Enseguida me he acordado de Henri Rousseau, al que llamaron el Aduanero, aquel pintor francés de finales del XIX que reinventó la pintura naif, es decir, ingenua, candorosa.

Henri Rousseau.- El sueño (1910).- MOMA, New York
"El Sueño" es quizá la obra maestra de Rousseau, la culminación de su arte, también la última que pintó, cuando tenía 66 años, poco antes de morir. Hombre de origen pobre y vida pobre, que no conoció sino un éxito parcial muy al final de sus días, al que muchos denostaron precisamente por lo naif de su obra, su carencia de perspectiva y de técnica, se mantuvo sin embargo siempre fiel a su estilo, sin ceder nada de sus ingenuas y a la vez extraordinarias pretensiones. La contemplación de una pintura como ésta te llena de un placer tranquilo, por su sencillez pero también por la riqueza armoniosa de sus colores y de sus formas botánicas y animales, tan sencillas y a la vez tan precisas.

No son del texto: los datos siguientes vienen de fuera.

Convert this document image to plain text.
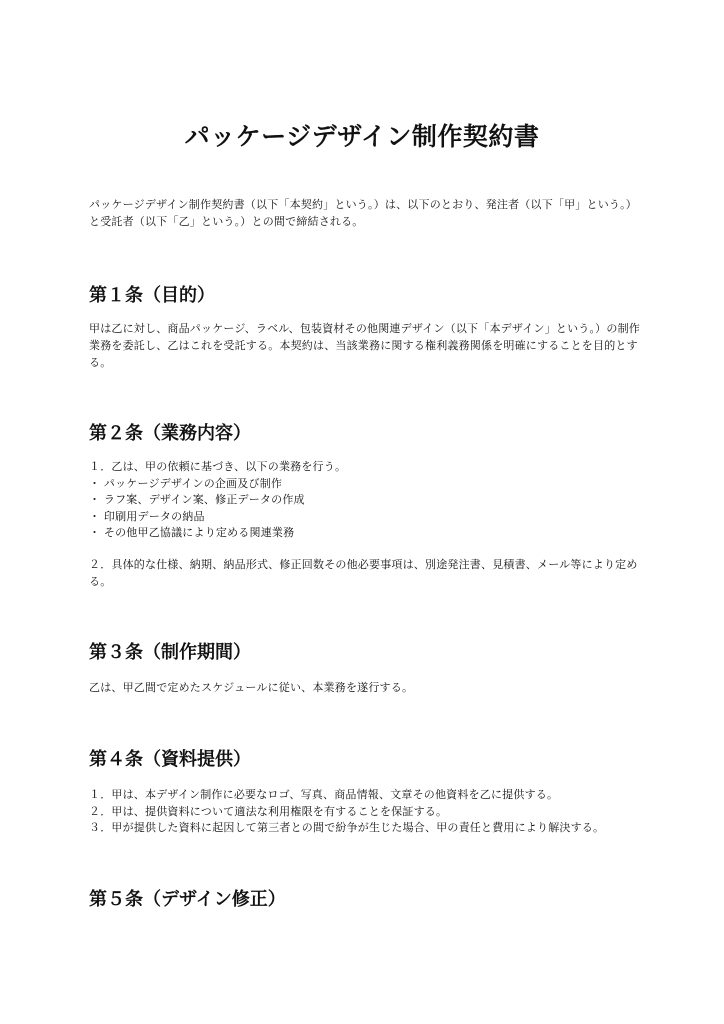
パッケージデザイン制作契約書

パッケージデザイン制作契約書（以下「本契約」という。）は、以下のとおり、発注者（以下「甲」という。）と受託者（以下「乙」という。）との間で締結される。

第１条（目的）

甲は乙に対し、商品パッケージ、ラベル、包装資材その他関連デザイン（以下「本デザイン」という。）の制作業務を委託し、乙はこれを受託する。本契約は、当該業務に関する権利義務関係を明確にすることを目的とする。

第２条（業務内容）
１．乙は、甲の依頼に基づき、以下の業務を行う。
・ パッケージデザインの企画及び制作
・ ラフ案、デザイン案、修正データの作成
・ 印刷用データの納品
・ その他甲乙協議により定める関連業務

２．具体的な仕様、納期、納品形式、修正回数その他必要事項は、別途発注書、見積書、メール等により定める。

第３条（制作期間）

乙は、甲乙間で定めたスケジュールに従い、本業務を遂行する。

第４条（資料提供）
１．甲は、本デザイン制作に必要なロゴ、写真、商品情報、文章その他資料を乙に提供する。
２．甲は、提供資料について適法な利用権限を有することを保証する。
３．甲が提供した資料に起因して第三者との間で紛争が生じた場合、甲の責任と費用により解決する。
第５条（デザイン修正）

La mujer, que es sin duda la protagonista del cuadro, ocupa sin embargo una posición lateral, hasta en esto es humilde el artista. Y es en ella donde el cuadro pone de manifiesto la esencia honesta del candor. Estando desnuda como la naturaleza a la que quiere introducirnos,  no oculta sus dos largas y nada silvestres trenzas, ni mucho menos el hecho de que está tumbada en un sofá, lo más doméstico y urbano, lo menos campestre, que uno pueda imaginarse. Porque el candor es no solo luminoso e inmaculado, sino también, quizá sobre todo, honesto.  

La palabra candor tiene un doble significado: ingenuidad, inocencia, por un lado, y extrema claridad, luz sin mancha, por otro. Representa pues aquello que la inocencia tiene de inmaculado. Desde esta perspectiva, parecería que solo podrían manifestarse como candorosos aquellos humanos que son todavía niños y que por su corta edad tienen en blanco el cuaderno de sus agravios, decepciones y fracasos.

Rousseau testimonia que no es así. Que en cualquier ser humano, joven o viejo, por magullado que esté su ánimo a causa de las heridas del tiempo, hay siempre un territorio interior donde puede habitarlo el candor.

Un candor éste del viejo que solo puede ser una mezcla de inocencia y honestidad, más pasivo que activo, puesto de manifiesto sobre todo en la mirada tranquila con la que ve todo lo que lo rodea.